When asked about increasingly shorter agency relationships prior to losing the Carnival Cruise Line account, Freedman says the merry-go-round of pitching is disappointing.

“It’s a shame enduring relationships are becoming less common as trust and understanding take time to build. There are many reasons why this is happening… the reducing average tenure of marketers, the pressure to continually drive costs down, the evolving agency landscape and evolving media landscape.”

“Now more than ever agencies need to bring consistency as an antidote to the inclination for change.
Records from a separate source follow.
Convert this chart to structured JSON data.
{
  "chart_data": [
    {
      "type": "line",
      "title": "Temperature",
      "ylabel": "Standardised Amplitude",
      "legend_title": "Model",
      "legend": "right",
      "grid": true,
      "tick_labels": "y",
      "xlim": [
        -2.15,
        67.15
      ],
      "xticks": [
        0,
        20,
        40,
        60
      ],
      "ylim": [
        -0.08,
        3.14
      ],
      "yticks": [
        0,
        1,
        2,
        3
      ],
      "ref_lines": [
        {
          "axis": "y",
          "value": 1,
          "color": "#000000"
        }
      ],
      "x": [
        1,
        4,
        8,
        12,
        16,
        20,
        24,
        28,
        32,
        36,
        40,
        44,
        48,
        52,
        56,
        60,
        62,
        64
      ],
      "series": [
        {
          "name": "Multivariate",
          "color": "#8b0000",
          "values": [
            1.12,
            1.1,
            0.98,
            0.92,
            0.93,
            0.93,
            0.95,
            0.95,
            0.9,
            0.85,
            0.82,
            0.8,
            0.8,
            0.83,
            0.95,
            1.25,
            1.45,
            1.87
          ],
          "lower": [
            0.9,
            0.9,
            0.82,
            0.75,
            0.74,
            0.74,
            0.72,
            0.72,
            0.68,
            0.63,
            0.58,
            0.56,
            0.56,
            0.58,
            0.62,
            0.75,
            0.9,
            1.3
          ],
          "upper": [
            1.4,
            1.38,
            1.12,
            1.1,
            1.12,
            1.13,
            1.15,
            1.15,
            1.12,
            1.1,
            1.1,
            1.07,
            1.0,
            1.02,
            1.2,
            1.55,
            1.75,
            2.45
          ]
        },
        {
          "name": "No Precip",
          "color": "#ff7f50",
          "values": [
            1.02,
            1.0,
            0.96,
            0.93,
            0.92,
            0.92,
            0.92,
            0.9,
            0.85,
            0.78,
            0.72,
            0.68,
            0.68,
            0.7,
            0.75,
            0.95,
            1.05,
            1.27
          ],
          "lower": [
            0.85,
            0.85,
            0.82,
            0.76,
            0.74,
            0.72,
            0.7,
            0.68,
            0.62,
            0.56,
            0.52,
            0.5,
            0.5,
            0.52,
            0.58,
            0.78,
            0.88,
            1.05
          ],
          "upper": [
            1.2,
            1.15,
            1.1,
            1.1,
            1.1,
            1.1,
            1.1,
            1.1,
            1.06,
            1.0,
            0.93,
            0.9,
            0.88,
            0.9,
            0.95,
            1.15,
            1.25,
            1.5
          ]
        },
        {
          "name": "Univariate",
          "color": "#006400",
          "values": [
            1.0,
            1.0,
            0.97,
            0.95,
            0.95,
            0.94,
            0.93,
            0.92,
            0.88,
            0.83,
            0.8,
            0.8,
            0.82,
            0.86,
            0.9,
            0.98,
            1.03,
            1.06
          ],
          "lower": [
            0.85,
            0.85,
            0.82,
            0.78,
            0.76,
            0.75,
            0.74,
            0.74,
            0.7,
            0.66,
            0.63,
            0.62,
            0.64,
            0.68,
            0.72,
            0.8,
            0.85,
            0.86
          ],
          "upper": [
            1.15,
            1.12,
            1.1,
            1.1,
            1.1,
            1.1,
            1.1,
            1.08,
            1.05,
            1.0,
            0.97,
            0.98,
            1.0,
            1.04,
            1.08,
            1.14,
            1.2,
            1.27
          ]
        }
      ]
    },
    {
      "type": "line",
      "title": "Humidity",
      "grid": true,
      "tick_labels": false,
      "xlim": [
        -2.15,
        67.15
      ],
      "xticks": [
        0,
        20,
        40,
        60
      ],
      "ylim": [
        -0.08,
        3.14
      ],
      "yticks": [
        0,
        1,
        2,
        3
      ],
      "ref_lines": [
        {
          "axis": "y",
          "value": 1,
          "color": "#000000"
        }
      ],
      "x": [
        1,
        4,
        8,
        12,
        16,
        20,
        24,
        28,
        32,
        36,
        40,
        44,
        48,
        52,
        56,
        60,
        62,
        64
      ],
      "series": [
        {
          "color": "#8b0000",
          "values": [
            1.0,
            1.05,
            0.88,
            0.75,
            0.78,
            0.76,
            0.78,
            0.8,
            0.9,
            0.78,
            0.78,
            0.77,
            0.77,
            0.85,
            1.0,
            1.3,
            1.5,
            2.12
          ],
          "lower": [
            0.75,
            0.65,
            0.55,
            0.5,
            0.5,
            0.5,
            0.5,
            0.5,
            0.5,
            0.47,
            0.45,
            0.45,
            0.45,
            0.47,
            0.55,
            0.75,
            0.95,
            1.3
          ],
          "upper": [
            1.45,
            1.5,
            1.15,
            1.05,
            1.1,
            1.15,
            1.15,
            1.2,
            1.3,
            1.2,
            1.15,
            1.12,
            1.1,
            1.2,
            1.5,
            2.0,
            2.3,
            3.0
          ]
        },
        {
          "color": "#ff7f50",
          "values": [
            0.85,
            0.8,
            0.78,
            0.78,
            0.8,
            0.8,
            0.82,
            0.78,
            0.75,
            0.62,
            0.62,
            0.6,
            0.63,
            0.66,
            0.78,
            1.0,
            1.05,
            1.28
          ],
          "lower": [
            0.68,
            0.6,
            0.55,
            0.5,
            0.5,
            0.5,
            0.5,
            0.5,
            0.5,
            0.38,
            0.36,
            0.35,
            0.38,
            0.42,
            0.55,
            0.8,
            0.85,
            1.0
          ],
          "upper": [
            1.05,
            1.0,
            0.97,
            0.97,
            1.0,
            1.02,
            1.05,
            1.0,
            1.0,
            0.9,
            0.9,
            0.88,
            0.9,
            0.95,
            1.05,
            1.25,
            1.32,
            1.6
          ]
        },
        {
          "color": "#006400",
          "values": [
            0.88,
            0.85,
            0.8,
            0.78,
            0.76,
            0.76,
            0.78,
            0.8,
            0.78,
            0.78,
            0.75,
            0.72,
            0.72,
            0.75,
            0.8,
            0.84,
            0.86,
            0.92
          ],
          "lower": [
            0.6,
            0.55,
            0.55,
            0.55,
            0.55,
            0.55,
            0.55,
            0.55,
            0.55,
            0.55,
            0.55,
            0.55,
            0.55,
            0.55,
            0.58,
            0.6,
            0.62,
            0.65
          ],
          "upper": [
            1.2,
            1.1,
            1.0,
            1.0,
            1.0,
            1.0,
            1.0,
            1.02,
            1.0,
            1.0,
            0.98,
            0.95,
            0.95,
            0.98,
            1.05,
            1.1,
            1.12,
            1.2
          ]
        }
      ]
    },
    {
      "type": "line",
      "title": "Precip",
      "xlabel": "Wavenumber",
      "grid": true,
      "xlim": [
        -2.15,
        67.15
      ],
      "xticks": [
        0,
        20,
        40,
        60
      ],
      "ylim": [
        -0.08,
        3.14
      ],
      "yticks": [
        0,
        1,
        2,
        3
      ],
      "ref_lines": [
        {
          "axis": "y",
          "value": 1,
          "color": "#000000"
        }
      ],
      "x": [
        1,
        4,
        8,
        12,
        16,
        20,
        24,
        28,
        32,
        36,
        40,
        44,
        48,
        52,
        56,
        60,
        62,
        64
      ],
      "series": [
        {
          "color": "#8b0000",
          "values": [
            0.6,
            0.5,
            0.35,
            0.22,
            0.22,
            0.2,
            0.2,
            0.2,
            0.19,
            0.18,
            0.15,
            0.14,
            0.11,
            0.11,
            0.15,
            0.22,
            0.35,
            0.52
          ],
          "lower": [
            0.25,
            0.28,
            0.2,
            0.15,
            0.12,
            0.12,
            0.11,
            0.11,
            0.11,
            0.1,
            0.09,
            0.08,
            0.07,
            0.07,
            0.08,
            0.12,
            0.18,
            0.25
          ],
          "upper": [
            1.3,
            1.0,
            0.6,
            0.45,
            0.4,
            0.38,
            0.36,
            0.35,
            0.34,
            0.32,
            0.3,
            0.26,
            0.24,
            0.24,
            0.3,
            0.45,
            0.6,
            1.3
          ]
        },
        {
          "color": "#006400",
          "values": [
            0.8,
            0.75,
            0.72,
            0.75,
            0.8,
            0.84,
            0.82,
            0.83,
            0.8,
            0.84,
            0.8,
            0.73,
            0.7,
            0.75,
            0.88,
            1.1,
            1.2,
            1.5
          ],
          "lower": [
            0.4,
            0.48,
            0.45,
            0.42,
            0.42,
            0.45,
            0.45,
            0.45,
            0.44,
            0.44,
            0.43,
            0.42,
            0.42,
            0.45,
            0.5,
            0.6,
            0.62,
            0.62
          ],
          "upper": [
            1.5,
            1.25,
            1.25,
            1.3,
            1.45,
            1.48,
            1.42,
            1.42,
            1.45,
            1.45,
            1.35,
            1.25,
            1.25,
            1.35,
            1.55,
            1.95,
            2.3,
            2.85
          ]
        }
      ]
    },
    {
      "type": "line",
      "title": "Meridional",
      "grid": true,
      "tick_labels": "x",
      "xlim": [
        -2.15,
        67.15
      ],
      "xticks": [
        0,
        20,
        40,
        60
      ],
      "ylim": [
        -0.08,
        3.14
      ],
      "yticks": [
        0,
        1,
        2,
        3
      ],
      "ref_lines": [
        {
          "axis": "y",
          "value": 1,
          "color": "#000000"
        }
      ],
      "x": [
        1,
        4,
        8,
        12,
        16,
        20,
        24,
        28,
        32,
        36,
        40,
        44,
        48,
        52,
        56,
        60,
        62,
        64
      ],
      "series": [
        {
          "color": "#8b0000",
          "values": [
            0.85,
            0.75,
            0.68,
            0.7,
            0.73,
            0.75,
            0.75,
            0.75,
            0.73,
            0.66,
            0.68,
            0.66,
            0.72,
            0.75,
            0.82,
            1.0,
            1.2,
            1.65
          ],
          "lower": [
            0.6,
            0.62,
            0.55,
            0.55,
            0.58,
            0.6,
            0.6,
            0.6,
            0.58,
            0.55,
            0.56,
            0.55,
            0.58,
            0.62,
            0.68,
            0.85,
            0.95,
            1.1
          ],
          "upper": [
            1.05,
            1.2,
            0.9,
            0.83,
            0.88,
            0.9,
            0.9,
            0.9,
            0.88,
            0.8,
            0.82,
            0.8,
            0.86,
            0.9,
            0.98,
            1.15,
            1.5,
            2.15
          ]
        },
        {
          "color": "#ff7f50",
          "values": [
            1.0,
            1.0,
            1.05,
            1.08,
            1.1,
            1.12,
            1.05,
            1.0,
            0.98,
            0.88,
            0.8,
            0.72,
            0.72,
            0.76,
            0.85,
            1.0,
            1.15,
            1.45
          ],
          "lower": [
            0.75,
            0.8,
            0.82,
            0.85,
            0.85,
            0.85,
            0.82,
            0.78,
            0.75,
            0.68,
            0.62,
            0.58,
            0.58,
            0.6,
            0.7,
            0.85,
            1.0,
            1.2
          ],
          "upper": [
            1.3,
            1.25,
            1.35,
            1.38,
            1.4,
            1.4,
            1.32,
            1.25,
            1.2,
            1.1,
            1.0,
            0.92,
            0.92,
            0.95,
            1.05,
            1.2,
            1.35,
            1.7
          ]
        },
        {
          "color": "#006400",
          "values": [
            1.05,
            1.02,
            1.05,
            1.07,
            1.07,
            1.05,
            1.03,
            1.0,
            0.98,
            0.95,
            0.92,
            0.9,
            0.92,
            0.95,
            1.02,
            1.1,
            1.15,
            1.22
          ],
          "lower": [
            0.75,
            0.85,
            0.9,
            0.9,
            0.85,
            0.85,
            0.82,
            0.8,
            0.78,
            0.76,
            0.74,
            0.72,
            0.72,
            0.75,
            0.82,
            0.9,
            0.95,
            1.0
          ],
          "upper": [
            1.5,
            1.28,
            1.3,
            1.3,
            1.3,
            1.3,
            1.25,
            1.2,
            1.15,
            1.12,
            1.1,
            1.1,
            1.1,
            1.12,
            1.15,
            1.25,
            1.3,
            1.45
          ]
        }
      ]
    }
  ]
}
Consistency of team (reduce churn), consistency of service (A-game all the time, never complacent), consistent creativity (original thinking in everything they

Future focused

Host was acquired by Havas in 2011, which the agency believes gives it the strength of a network but still with the autonomy of an independent.

Back in 2013, Host signalled plans to expand globally, launching into Singapore as its first step towards establishing a presence in other locations outside of Australia.

The business of 10 is led by Andrea Conyard who is group MD, and replaced Dan Gibson in January last year. Clients include Google, PayPal and Magners.

“We established Host in Singapore and continue to be very open to other offices elsewhere. We are currently engaged in some regional client conversations that may well see other Host locations,” Freedman says.

"The partnership with Havas has a number of benefits from an expansion point of view. For example, we have always seen international expansion by way of a ‘hub and spoke’ model with Host offices in key strategic locations for origination of strategic and creative thinking, which in turn plug into a network of ‘spoke’ offices for local transcreation and deployment. Havas gives us access to that essential local reach."